Optimising Hemodialysis Access: The Predictive Value of Radial Artery Doppler
Abstract
BACKGROUND: Managing end-stage renal disease with chronic hemodialysis requires reliable vascular access for high flow rates. Autogenous arteriovenous fistulas (AVF) are the preferred option, redirecting arterial blood into the venous system to enhance blood flow. AVF maturation depends on patient-specific factors (age, comorbidities, and cardiac output) and vessel conditions (topology, diameter, elasticity). Colour Doppler ultrasound is effective for evaluating hemodialysis access. Pre-operative ultrasound mapping shows the relationship between vessel characteristics and fistula maturation. This study evaluates duplex sonography's role in assessing arteries before AVF formation and the relationship between radial artery peak systolic velocity, flow volume, and early AVF success and failure rates.
AIMS AND OBJECTIVES: This study aims to evaluate the predictive value of radial artery Doppler ultrasound parameters, specifically peak systolic velocity and flow volume, in determining the success of arteriovenous fistula maturation in patients undergoing hemodialysis.

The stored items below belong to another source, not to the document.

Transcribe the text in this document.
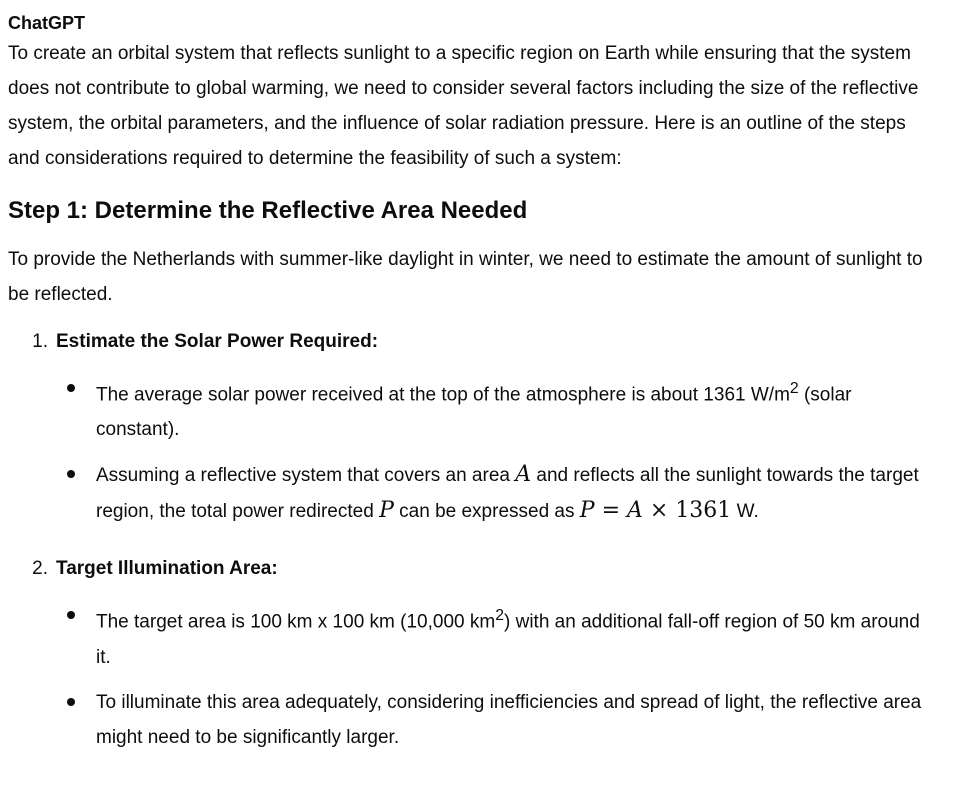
ChatGPT

To create an orbital system that reflects sunlight to a specific region on Earth while ensuring that the system does not contribute to global warming, we need to consider several factors including the size of the reflective system, the orbital parameters, and the influence of solar radiation pressure. Here is an outline of the steps and considerations required to determine the feasibility of such a system:

Step 1: Determine the Reflective Area Needed

To provide the Netherlands with summer-like daylight in winter, we need to estimate the amount of sunlight to be reflected.

1. Estimate the Solar Power Required:
The average solar power received at the top of the atmosphere is about 1361 $W/m^2$ (solar constant).
Assuming a reflective system that covers an area A and reflects all the sunlight towards the target region, the total power redirected P can be expressed as P = A × 1361 W.
2. Target Illumination Area:
The target area is 100 km x 100 km (10,000 $km^2$) with an additional fall-off region of 50 km around it.
To illuminate this area adequately, considering inefficiencies and spread of light, the reflective area might need to be significantly larger.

MATERIALS AND METHODS: All the patients diagnosed with end-stage renal disease, who were referred to the Department of radio-diagnosis for Doppler evaluation of upper limb vessels in view of AVF creation and satisfying the inclusion criteria were included in the study. The patients underwent Doppler evaluation of radial artery and cephalic vein during the pre-operative, immediate post-operative (post-op day 0 -14) and at late post-op period of 4-6 weeks to assess the maturity of AVF created.
RESULTS: The study found significant differences in radial artery flow volume between patent and failed fistulas. Preoperative flow volume was 94.72 ± 19.33 ml/min in patent fistulas and 71.11 ± 25.35 ml/min in failed ones. Postoperative day 0-14 flow volume was 557.76 ± 200.43 ml/min in patent fistulas and 232.42 ± 116.52 ml/min in failed ones, with a cut-off of 333 ml/min predicting failure (sensitivity 88.89%, specificity 85.37%). Postoperative day 6 weeks flow volume was 636.30 ± 169.25 ml/min in patent fistulas and 296.06 ± 140.63 ml/min in failed ones.
CONCLUSION: The study found that successful maturation of arteriovenous fistulas occurred in 82% of patients at six weeks. Radial artery peak systolic velocity and flow volume, cephalic vein diameter were key predictors of success. Early postoperative Doppler ultrasound measurements effectively predicted outcomes, underscoring the need for further research in this area.